Due vicende parallele rivelano un quadro inquietante: in una stagione nella quale il tema politico principale era quello dei migranti, praticamente tutti i giornalisti che si occupavano dell’argomento erano ascoltati dall’autorità giudiziaria.  Gli anni sono quelli tra 2016 e 2017, quando al Viminale c’era Marco Minniti (Pd, ora dirigente di Leonardo-Finmeccanica) che competeva con Lega e Cinque stelle nel cercare i consensi tra chi temeva “l’emergenza immigrazione”. Un’emergenza diventata tale per scelta politica, visto che molti sforzi sono stati dedicati a rendere il problema ingestibile – dai pagamenti ai trafficanti ai decreti “Sicurezza” allo smantellamento di pezzi del sistema di accoglienza – e pochi a mitigare gli effetti negativi dei flussi migratori.

Qui su Domani abbiamo raccontato che nell’ambito dell’inchiesta sui salvataggi in mare delle Ong a Trapani e, scopriamo ora, in quella sul sistema di accoglienza calabrese e Mimmo Lucano a Locri per mesi gli investigatori hanno ascoltato decine di giornalisti che si occupavano dell’argomento più caldo del momento. Con la (grave) eccezione di Nancy Porsia a Trapani, i giornalisti venivano intercettati perché parlavano con soggetti indagati. Può capitare.

Ma poi i magistrati hanno scelto di includere nei fascicoli delle inchieste anche conversazioni irrilevanti, dettagli personali, scambi con le fonti e con i colleghi in redazione (c’è pure il mio nome, ma soltanto perché qualche investigatore a Trapani ha sbagliato ad attribuire un numero di telefono).  A che scopo? Per compiacere l’autorità politica del momento?

Di certo sappiamo che alla base dell’inchiesta di Trapani c’è un documento redatto dal ministero dell’Interno a dicembre 2016 con molti condizionali e nessun fatto sui sospetti di legami tra Ong e trafficanti. Nel caso di Mimmo Lucano, è chiaro quanto il modello di accoglienza di Riace fosse agli antipodi della linea “legge e ordine” propugnata prima da Minniti e poi dal suo successore al Viminale, Marco Minniti.
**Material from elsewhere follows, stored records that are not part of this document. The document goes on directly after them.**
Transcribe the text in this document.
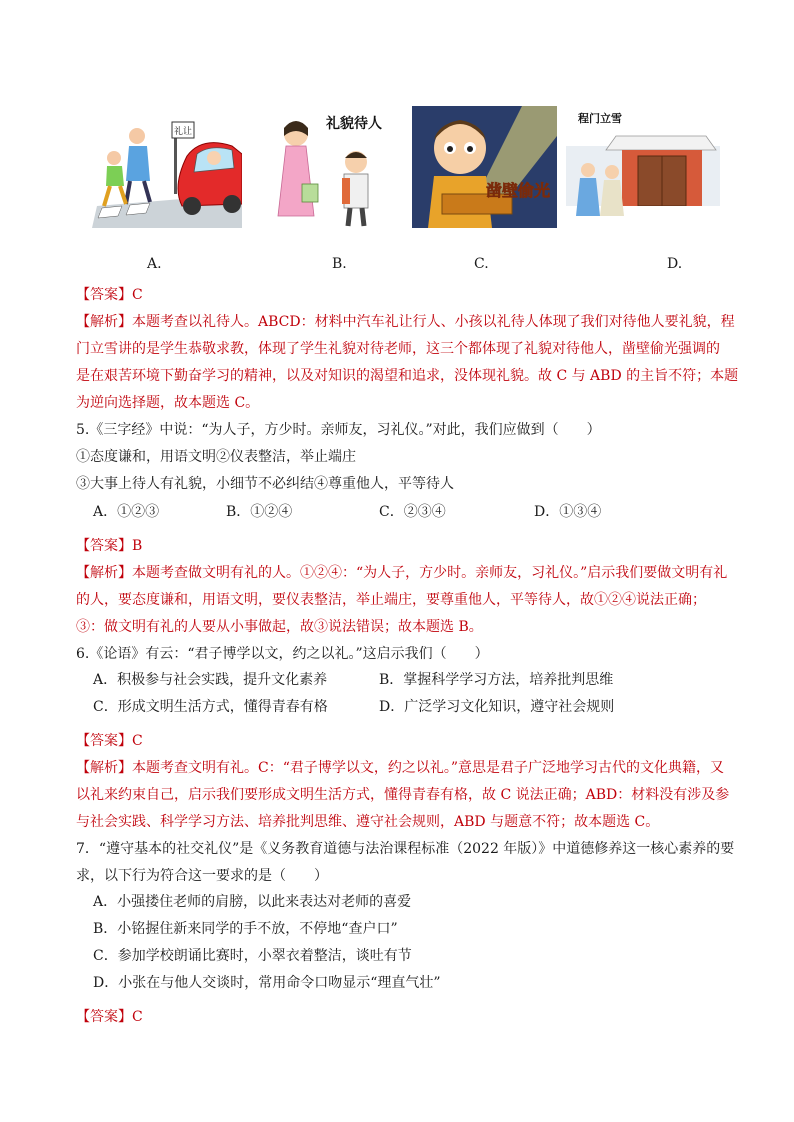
礼让	礼貌待人
凿壁偷光
程门立雪
A.	B.	C.	D.
【答案】C
【解析】本题考查以礼待人。ABCD：材料中汽车礼让行人、小孩以礼待人体现了我们对待他人要礼貌，程
门立雪讲的是学生恭敬求教，体现了学生礼貌对待老师，这三个都体现了礼貌对待他人，凿壁偷光强调的
是在艰苦环境下勤奋学习的精神，以及对知识的渴望和追求，没体现礼貌。故 C 与 ABD 的主旨不符；本题
为逆向选择题，故本题选 C。
5.《三字经》中说：“为人子，方少时。亲师友，习礼仪。”对此，我们应做到（　　）
①态度谦和，用语文明②仪表整洁，举止端庄
③大事上待人有礼貌，小细节不必纠结④尊重他人，平等待人
A．①②③	B．①②④	C．②③④	D．①③④
【答案】B
【解析】本题考查做文明有礼的人。①②④：“为人子，方少时。亲师友，习礼仪。”启示我们要做文明有礼
的人，要态度谦和，用语文明，要仪表整洁，举止端庄，要尊重他人，平等待人，故①②④说法正确；
③：做文明有礼的人要从小事做起，故③说法错误；故本题选 B。
6.《论语》有云：“君子博学以文，约之以礼。”这启示我们（　　）
A．积极参与社会实践，提升文化素养	B．掌握科学学习方法，培养批判思维
C．形成文明生活方式，懂得青春有格	D．广泛学习文化知识，遵守社会规则
【答案】C
【解析】本题考查文明有礼。C：“君子博学以文，约之以礼。”意思是君子广泛地学习古代的文化典籍，又
以礼来约束自己，启示我们要形成文明生活方式，懂得青春有格，故 C 说法正确；ABD：材料没有涉及参
与社会实践、科学学习方法、培养批判思维、遵守社会规则，ABD 与题意不符；故本题选 C。
7．“遵守基本的社交礼仪”是《义务教育道德与法治课程标准（2022 年版）》中道德修养这一核心素养的要
求，以下行为符合这一要求的是（　　）
A．小强搂住老师的肩膀，以此来表达对老师的喜爱
B．小铭握住新来同学的手不放，不停地“查户口”
C．参加学校朗诵比赛时，小翠衣着整洁，谈吐有节
D．小张在与他人交谈时，常用命令口吻显示“理直气壮”
【答案】C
Non si tratta di una difesa corporativa: le intercettazioni sono uno strumento prezioso ed è giusto che vengano usate dall’autorità giudiziaria. Ma in questa storia prima è arrivata la politica, con le sue esigenze, e soltanto dopo si sono attivate le procure, in alcuni casi sorprendentemente loquaci e generose di teorie ed elucubrazioni. Queste notizie servono a riscrivere la storia di quegli anni, ma soprattutto a evitare che si ripeta.

Secondo i dati del ministero dell’Interno, a marzo ci sono stati 2.396 sbarchi contro i 241 del marzo 2020 e i 262 del marzo 2019. Già una volta una situazione complicata è stata fatta incancrenire per incassare dividendi politici mentre i giornalisti che raccontavano la storia da una prospettiva diversa da quella desiderata dal Viminale erano tutti ascoltati e monitorati. Evitiamo che tutto questo succeda ancora.

Non servono riforme per sabotare l’uso delle intercettazioni, ma un attento monitoraggio da parte dell’opinione pubblica per evitare che politica e autorità giudiziarie ne abusino.